Ukrayna dersem çık, Müslüman dersem çıkma; öyle mi?
Bu kadar basit yani sizin insanlığınız, öyle mi?
Bütün dünya; savaşın acı gerçekliğini ve olanın sivil halka olduğunu, gerisinin de lafü güzaf olduğunu ki; akabinde ki psikolojik, sosyolojik ve de maddi, manevi diğer bütün travmaları, dünyaya hatırlattığı ve bizlere gösterdiği için Putin'e teşekkür etmeli aslında...
Bu savaşın müsebbibleri; her ülkeye kendi evine girer gibi rahat giren ABD ve Avrupa ile; Onların, şaibeli BİR şekilde Ukrayna'nın başına geçirdiği Zelenski'dir...
Zelenski'nin; Abd'de çok rahat şartlarda okuduğunu, yetiştiğini ve aslen Yahudi olduğu için Ukrayna'nın başına geçirildiğini biliyor muydunuz?
Vebalini ve günahını da Ukrayna halkı çekiyor maaalesef ki...
Peki Abd ve Avrupa; Putin'in çemberini daraltmak için Polonya'ya kadar füze yerleştiriyor. Yetmiyor? Ukrayna'yı da NATO üyesi olma ümidiyle kandırıyor ve Rusya'nın dibine kadar füzesini sokuyor...

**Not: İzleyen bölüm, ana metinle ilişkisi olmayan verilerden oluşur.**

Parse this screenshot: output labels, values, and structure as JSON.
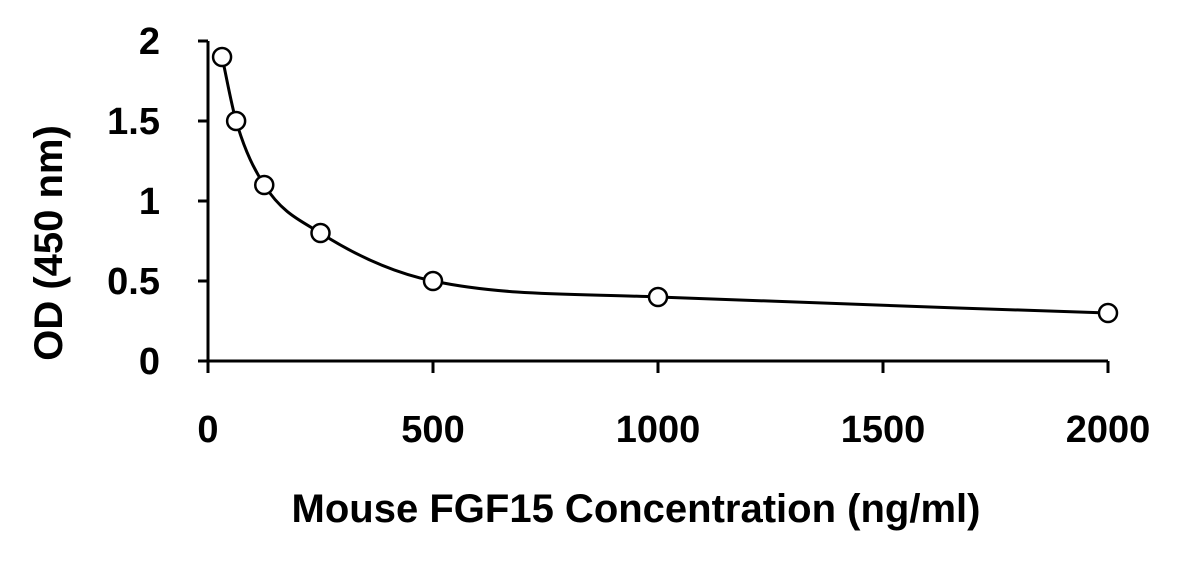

Kediyi bile köşeye sıkıştırsan; o can havliyle üzerine atlıyor. Çünkü seçeneği yok...
Bir diğer önemli husus da şu ki; Putin, Merkel vb. milliyetçi liderlere bütün dünya saygı duymalı aslında?
Çünkü bize ırkçılık ve diktatörlük gibi lanse edilen bu duruş; milli ve yerli olgusunu bütün dünyaya haykırmaktan başka bir şey değil...
Merkel'in; Almanya'nın A101'i sayılan marketlerden alışveriş yaptığını biliyor muydunuz?
Bunun adı milliyetçilik, vatanseverlik, özüne inanmak ve saygı duymak değil de nedir, sorarım size?
Peki bütün dünyaya çip takan, bütün bilgilerimizin ve karakteristik analizlerimizin dahi kayıt altına alındığı; Facebook, WhatsApp, Instagram, Google gibi Abd menşeili projeleri elinin tersiyle itip; kendi ülkesinin Telegramını, Vkontaktı'nı, Yandex'ini ve milli Instagramını kullanmayı başarabilen bir Rusya, saygıyı hak etmiyor mu?
Abd ve Batı'ya öykünmüyor; bilâkis ille de özgünlük diyor. NET...
Peki Türkiye Cumhuriyeti'nin; Facebook'u, Instagram'ı, Google'u, WhatsApp'ı, YouTube'u vardı da, biz mi kullanmadık ???
O yüzdendir ki; Türk esir olmaz, olamaz...
Bu coğrafyada ve bütün dünyada var olmanın, dünya ile çata çat ve baş başa gitmenin yegâne yolu; her şeyini tek başına yapabilme muktedirayıtına sahip olmaktan geçer. NET...!!!
Putin'in kız olan yeğeninin ve kabinesindeki bazı bakanların kızlarının eşlerinin Türk olması vb. nedenlerle belki de daha yakın ilişkilerimiz var...
Amma ve lâkin; değişmeyen tek gerçek, ne Abd, ne Batı, ne Rusya, ne Çin, ne Arap, ne siyonist dost olmaz. NET...
Uluslararası ilişkilerde değişmeyen tek gerçek ise; ülkelerin dostluğu değil, çıkarlarıdır. NET...!!!